- Date: November 22, 2006
- Presenters: Alexandra Malagón; Raymond Arrieta;
- Entertainment: Rakim & Ken-Y
- Venue: Puerto Rico Convention Center, San Juan, Puerto Rico
- Broadcaster: Telemundo
- Entrants: 30
- Placements: 13
- Winner: Uma Blasini Perez Guayanilla

= Miss Puerto Rico Universe 2007 =

Beauty pageant edition

Miss Puerto Rico Universe 2007 was the 52nd Miss Puerto Rico Universe pageant, held at the Centro de Convenciones de Puerto Rico in San Juan, Puerto Rico, on November 22, 2006.

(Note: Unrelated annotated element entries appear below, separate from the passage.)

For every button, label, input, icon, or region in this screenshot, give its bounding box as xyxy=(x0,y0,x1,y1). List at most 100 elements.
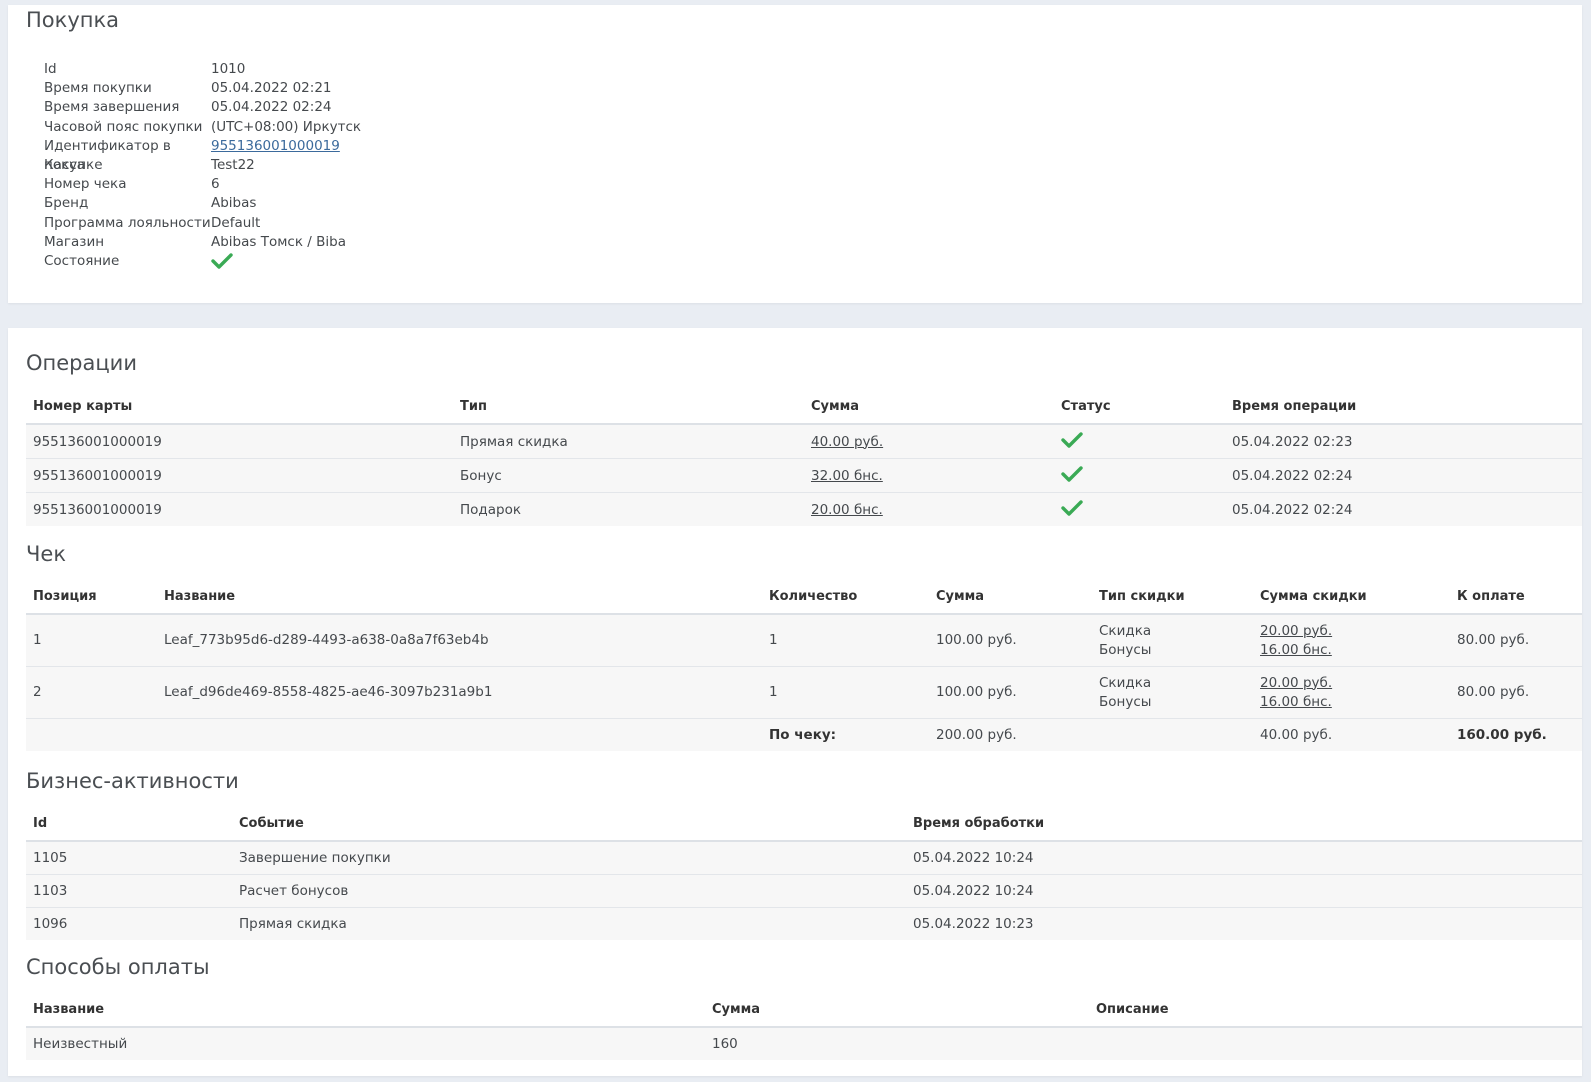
card-number: 955136001000019 xyxy=(26,492,453,526)
detail-label: Id xyxy=(44,61,57,77)
operation-amount-link[interactable]: 32.00 бнс. xyxy=(811,468,883,484)
operation-amount-cell: 20.00 бнс. xyxy=(804,492,1054,526)
quantity: 1 xyxy=(762,613,929,667)
total-label: По чеку: xyxy=(762,718,929,751)
detail-row-purchase-time: Время покупки 05.04.2022 02:21 xyxy=(44,79,361,98)
operations-title: Операции xyxy=(26,351,137,375)
operation-time: 05.04.2022 02:24 xyxy=(1225,492,1582,526)
detail-label: Время завершения xyxy=(44,99,180,116)
discount-type-cell: Скидка Бонусы xyxy=(1092,613,1253,667)
column-header[interactable]: Статус xyxy=(1054,389,1225,425)
activity-event: Завершение покупки xyxy=(232,840,906,875)
activity-event: Прямая скидка xyxy=(232,907,906,940)
table-header-row: Позиция Название Количество Сумма Тип ск… xyxy=(26,579,1582,615)
purchase-title: Покупка xyxy=(26,8,120,32)
activity-time: 05.04.2022 10:23 xyxy=(906,907,1582,940)
operation-time: 05.04.2022 02:24 xyxy=(1225,458,1582,493)
operation-amount-cell: 40.00 руб. xyxy=(804,423,1054,459)
detail-row-store: Магазин Abibas Томск / Biba xyxy=(44,233,361,252)
detail-value: Abibas Томск / Biba xyxy=(211,233,346,250)
total-row: По чеку: 200.00 руб. 40.00 руб. 160.00 р… xyxy=(26,718,1582,751)
detail-row-receipt-number: Номер чека 6 xyxy=(44,175,361,194)
detail-label: Магазин xyxy=(44,233,105,250)
operation-time: 05.04.2022 02:23 xyxy=(1225,423,1582,459)
detail-value: 6 xyxy=(211,176,220,193)
operation-type: Прямая скидка xyxy=(453,423,804,459)
item-sum: 100.00 руб. xyxy=(929,613,1092,667)
column-header[interactable]: Название xyxy=(26,992,705,1028)
detail-label: Касса xyxy=(44,156,85,173)
table-header-row: Id Событие Время обработки xyxy=(26,806,1582,842)
detail-value: 05.04.2022 02:24 xyxy=(211,99,332,116)
detail-value: Default xyxy=(211,214,261,231)
column-header[interactable]: К оплате xyxy=(1450,579,1582,615)
column-header[interactable]: Сумма xyxy=(804,389,1054,425)
detail-row-brand: Бренд Abibas xyxy=(44,194,361,213)
column-header[interactable]: Название xyxy=(157,579,762,615)
item-name: Leaf_773b95d6-d289-4493-a638-0a8a7f63eb4… xyxy=(157,613,762,667)
column-header[interactable]: Время обработки xyxy=(906,806,1582,842)
discount-type-cell: Скидка Бонусы xyxy=(1092,666,1253,719)
column-header[interactable]: Описание xyxy=(1089,992,1582,1028)
detail-value: 05.04.2022 02:21 xyxy=(211,80,332,97)
business-title: Бизнес-активности xyxy=(26,769,239,793)
activity-event: Расчет бонусов xyxy=(232,874,906,908)
activity-id: 1096 xyxy=(26,907,232,940)
payment-title: Способы оплаты xyxy=(26,955,210,979)
status-cell xyxy=(1054,423,1225,459)
column-header[interactable]: Тип xyxy=(453,389,804,425)
detail-label: Программа лояльности xyxy=(44,214,211,231)
activity-id: 1105 xyxy=(26,840,232,875)
position: 1 xyxy=(26,613,157,667)
payment-description xyxy=(1089,1026,1582,1060)
operation-amount-link[interactable]: 40.00 руб. xyxy=(811,434,883,450)
activity-time: 05.04.2022 10:24 xyxy=(906,840,1582,875)
activity-id: 1103 xyxy=(26,874,232,908)
operation-amount-link[interactable]: 20.00 бнс. xyxy=(811,502,883,518)
total-discount: 40.00 руб. xyxy=(1253,718,1450,751)
discount-sum-cell: 20.00 руб. 16.00 бнс. xyxy=(1253,666,1450,719)
identifier-link[interactable]: 955136001000019 xyxy=(211,137,340,156)
column-header[interactable]: Тип скидки xyxy=(1092,579,1253,615)
discount-sum-link[interactable]: 20.00 руб. xyxy=(1260,675,1332,691)
check-icon xyxy=(1061,465,1083,483)
discount-sum-link[interactable]: 16.00 бнс. xyxy=(1260,642,1332,658)
column-header[interactable]: Сумма xyxy=(705,992,1089,1028)
detail-row-register: Касса Test22 xyxy=(44,156,361,175)
detail-value: Abibas xyxy=(211,195,257,212)
discount-sum-link[interactable]: 20.00 руб. xyxy=(1260,623,1332,639)
detail-label: Состояние xyxy=(44,252,120,269)
detail-row-timezone: Часовой пояс покупки (UTC+08:00) Иркутск xyxy=(44,118,361,137)
details-panel: Операции Номер карты Тип Сумма Статус Вр… xyxy=(8,328,1582,1076)
check-icon xyxy=(211,252,233,270)
operation-amount-cell: 32.00 бнс. xyxy=(804,458,1054,493)
column-header[interactable]: Сумма скидки xyxy=(1253,579,1450,615)
column-header[interactable]: Событие xyxy=(232,806,906,842)
column-header[interactable]: Сумма xyxy=(929,579,1092,615)
column-header[interactable]: Позиция xyxy=(26,579,157,615)
purchase-details: Id 1010 Время покупки 05.04.2022 02:21 В… xyxy=(44,60,361,271)
card-number: 955136001000019 xyxy=(26,458,453,493)
check-icon xyxy=(1061,499,1083,517)
detail-row-completion-time: Время завершения 05.04.2022 02:24 xyxy=(44,98,361,117)
table-row: 1 Leaf_773b95d6-d289-4493-a638-0a8a7f63e… xyxy=(26,613,1582,667)
state-value xyxy=(211,252,233,271)
column-header[interactable]: Количество xyxy=(762,579,929,615)
column-header[interactable]: Id xyxy=(26,806,232,842)
quantity: 1 xyxy=(762,666,929,719)
total-to-pay: 160.00 руб. xyxy=(1450,718,1582,751)
table-row: 955136001000019 Прямая скидка 40.00 руб.… xyxy=(26,423,1582,459)
discount-sum-link[interactable]: 16.00 бнс. xyxy=(1260,694,1332,710)
table-row: 1103 Расчет бонусов 05.04.2022 10:24 xyxy=(26,874,1582,908)
column-header[interactable]: Время операции xyxy=(1225,389,1582,425)
discount-sum-cell: 20.00 руб. 16.00 бнс. xyxy=(1253,613,1450,667)
to-pay: 80.00 руб. xyxy=(1450,613,1582,667)
business-table: Id Событие Время обработки 1105 Завершен… xyxy=(26,806,1582,940)
activity-time: 05.04.2022 10:24 xyxy=(906,874,1582,908)
check-icon xyxy=(1061,431,1083,449)
detail-value: 1010 xyxy=(211,61,246,77)
column-header[interactable]: Номер карты xyxy=(26,389,453,425)
purchase-panel: Покупка Id 1010 Время покупки 05.04.2022… xyxy=(8,5,1582,303)
detail-row-identifier: Идентификатор в покупке 955136001000019 xyxy=(44,137,361,173)
item-name: Leaf_d96de469-8558-4825-ae46-3097b231a9b… xyxy=(157,666,762,719)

Zuleyka Rivera Mendoza crowned Uma Blasini Perez of Guayanilla as her successor at the end of the event. Blasini represented Puerto Rico at Miss Universe 2007 in Mexico City, Mexico.

==Crossovers==
- Miss Guayanilla, Uma Blasini, represented Puerto Rico at Miss Universe 2007 in Mexico City, Mexico where she failed to place in the semi-finals. She previously competed at Miss Puerto Rico Universe 2005 representing San Juan where she finished as 5th runner-up.
- Miss Barceloneta, Melissa Rivera, previously competed at Miss Mundo de Puerto Rico 2003 but did not place as a finalist.
- Miss Barranquitas, Yara Lasanta, previously held the titles of Miss Teen International 2001 and Miss Teen Latina USA 2003. She also competed at Miss Puerto Rico Universe 2005 where she finished as 4th runner-up. Yara later went on to place 2nd runner-up in Univision's Nuestra Belleza Latina 2007 and 1st runner-up at the Miss World Puerto Rico 2009. She later represented Puerto Rico at Miss World 2010 in which she finished in the semi-finals. Prior to the final night, Yara had won the Miss World Beach Beauty competition, which was what guaranteed her a spot in the semi-finals on the final night of the pageant.
- Miss Coamo, Sofía Alvarez, previously placed as one of the ten finalists at Miss Puerto Rico Teen 2003 and 1st runner-up at Elite Model Look 2003 contest.
- Miss Comerío, Tania Rodríguez, previously placed 2nd runner-up at Miss Teen International 2004.
- Miss Santurce, Maria De Lourdes Marino, previously won the contest of La Cara De Imagen L'Oreal 2004.